Sin duda, con esta propuesta los farmacéuticos de Oficina de farmacia no perderán un negocio, y la Consejería de salud podrá esgrimir que ha implantado una medida para solventar el “problema” de los embarazos no deseados. Ahora bien, esos propósitos, aún llegándose a cumplir, no son acordes con el objetivo prioritario que debería guiar a las citadas instituciones: la protección de la salud de los ciudadanos y el uso racional de los medicamentos.


La píldora del día siguiente fue aprobada para su comercialización, por la Dirección General de Farmacia y Productos sanitarios, como un medicamento que necesita receta médica para su dispensación. La exigencia de la receta no es un capricho o una arbitrariedad de nuestros legisladores. El cuidado de la salud de la población reclama unas medidas que racionalicen el uso de los medicamentos.


Así, cuando una especialidad farmacéutica contiene unos principios activos que puedan ofrecer un riesgo se exige la receta médica como requisito que asegura que: la dispensación ha sido precedida por un diagnóstico; el paciente va a tener un seguimiento médico en el caso de repetir el tratamiento; el enfermo no va a tomar más medicación que la necesaria; el paciente va a ser consciente de que lo que ingiere no es inocuo.

Este es el caso de la píldora del día siguiente, una “bomba” hormonal que, en atención a la seguridad y la salud de la usuaria, se ha considerado que no debe ser utilizada de forma indiscriminada.
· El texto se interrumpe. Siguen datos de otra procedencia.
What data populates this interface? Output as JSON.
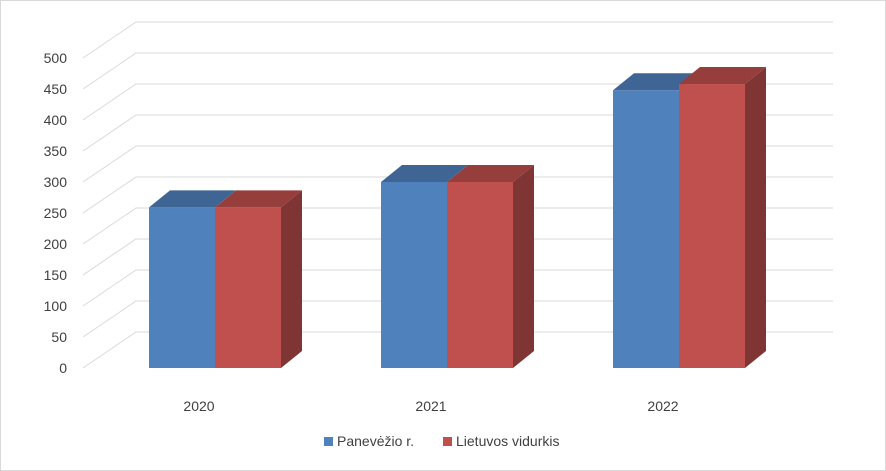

De hecho, desde su comercialización, se ha mantenido, en la información científica o en los protocolos de prescripción, que nunca debe ser usada como un método anticonceptivo habitual.

Varias cosas llaman poderosamente la atención:


a) que se plantee ahora una estrategia de este tipo (proponiéndose incluso realizar cambios legales), sin tener en cuenta el serio riesgo que supone para la salud de las usuarias.


b) que se ignore la experiencia de otros países, en los que este producto se ha mostrado ineficaz para los objetivos perseguidos (por ejemplo en Gran Bretaña). En efecto, se ha evidenciado que la facilidad en la adquisición de métodos postcoitales aumenta la tasa de embarazos no planeados, como consecuencia de asumir un mayor riesgo en las relaciones sexuales. Además, se ha constatado que ese incremento en el riesgo, por frecuencia o por ocasionalidad en las relaciones sexuales, lleva asociado un aumento en las enfermedades de transmisión sexual.

En conclusión, dejando de lado el efecto que estos productos tienen en el embrión si ha habido fecundación, nos encontramos con una medida que, no estando claros los beneficios que va a generar, va a poner en riesgo la salud de muchas mujeres (principalmente adolescentes) que van a incorporar estas píldoras como un método ordinario de anticoncepción.